What Happens to Hal? A Žižekian Analysis of Infinite Jest — Colin Eckstein

infjest

Slovenian philosopher Slavoj Žižek has been hailed respectively as “The most dangerous philosopher in the west,”1 “The superstar messiah of the new left,”2 and “The Elvis of cultural theory.”3 The late novelist David Foster Wallace, too, was hailed as an intellectual rock star upon the release of his magnum opus, Infinite Jest. For all their differences (Wallace admired John McCain while Žižek is a self-avowed communist), these intellectual giants both achieved an unexpected celebrity by posing the sticker issues of subjectivity to a broad audience. It seems only natural, then, to bring the principal texts and ideas of these larger-than-life figures into critical conversation.

Anyone who has managed to slog through Wallace’s 1000-plus-page tour de force, Infinite Jest, is inevitably left wondering: What happens to Hal, Wallace’s main character, at the end of the novel? An entire year passes virtually unremarked between Hal’s pre-fundraiser ontological angst (November 20, Y.D.A.U [2009], 851) and mid-interview “waggling” (i.e., horrific breakdown) at the U of A (November, Y.O.G [2010], 12). Careful readings of the novel by scholars and fans alike have birthed a number of theories. Is Hal suffering from marijuana withdrawal (1065n. 321)? Did he take the notorious hallucinogen DMZ with friends Pemulis and Axford (217)? Was he forced by the Canadian terrorist A.F.R. to view the mythically lethal cartridge, Infinite Jest (845)? There are indications for all and none of these.

Thus, an honest answer to the question “What happened to Hal?” is “No one really knows” – perhaps least of all David Foster Wallace. There is an unfinished aspect to Infinite Jest, what Žižek calls the “quantum uncertainty of reality.” The fate of Hal is a gap, a pure lack around which the narrative is based; an illusory element which both constitutes and covers over the void. The key, therefore, to discovering Hal’s fate lies in the recognition that, in the ontologically uncertain universe of Infinite Jest (the novel), all possible futures converge into a single explanation. Whatever happened – and the indication is that ‘nothing’ did, in the sense that Wallace (delightfully, tortuously) presents us with the void instead of a solution to the novel’s puzzle – Hal has apparently undergone the dissolution of the Symbolic Order.

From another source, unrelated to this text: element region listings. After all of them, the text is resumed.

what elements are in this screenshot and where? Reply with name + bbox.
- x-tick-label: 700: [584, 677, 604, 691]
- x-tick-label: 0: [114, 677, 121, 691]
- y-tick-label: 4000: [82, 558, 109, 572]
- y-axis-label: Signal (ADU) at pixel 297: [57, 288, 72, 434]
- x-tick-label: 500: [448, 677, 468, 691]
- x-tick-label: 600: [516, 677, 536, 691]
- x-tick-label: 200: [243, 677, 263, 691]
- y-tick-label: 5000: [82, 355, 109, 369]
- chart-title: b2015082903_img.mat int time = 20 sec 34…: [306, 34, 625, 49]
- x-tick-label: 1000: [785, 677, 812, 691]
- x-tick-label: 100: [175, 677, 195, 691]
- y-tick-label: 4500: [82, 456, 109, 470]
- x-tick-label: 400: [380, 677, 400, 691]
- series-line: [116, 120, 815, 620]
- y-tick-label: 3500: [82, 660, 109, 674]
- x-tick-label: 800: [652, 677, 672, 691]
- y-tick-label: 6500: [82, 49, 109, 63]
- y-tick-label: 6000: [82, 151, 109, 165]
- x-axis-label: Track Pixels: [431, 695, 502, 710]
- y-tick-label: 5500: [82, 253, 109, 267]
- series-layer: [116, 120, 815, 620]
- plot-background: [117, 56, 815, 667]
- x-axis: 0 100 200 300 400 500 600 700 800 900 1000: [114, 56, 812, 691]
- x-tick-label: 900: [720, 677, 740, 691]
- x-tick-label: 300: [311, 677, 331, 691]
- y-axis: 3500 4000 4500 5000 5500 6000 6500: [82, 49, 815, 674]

Hal recognizes that his own subjectivity is (like the novel itself) based in the fiction of language, centered around ‘nothing’. In order to escape the big Other’s tyrannical injunction to ‘Enjoy!’ – which is, in retrospect, the foundation of Wallace’s cultural analysis and principal theme of the book – Hal the logophile attempts to enter the void ‘behind’ language (694). This, as Žižek demonstrates in the case of Mark Rothko, inevitably results in the breakdown of the subject.4 Contrary to popular interpretations of the novel, then, Hal experiences the opposite of subjectivist solipsism. He faces his own non-existence. The structure of the novel mimics the structure of Hal’s own subjectivity ($). The solution to the novel is no solution (Ø).

Colin Eckstein is an MA candidate in Psychology & Religion at Union Theological Seminary in the City of New York.

Notes:

1. The New Republic

2. The Observer

3. The Chronicle of Higher Education

4. Sublime Object of Ideology, 1989

The image is from the 20th anniversary cover of Infinite Jest. Christopher Kul-Want uses the same motif to represent the big Other in his introduction to Žižek’s work.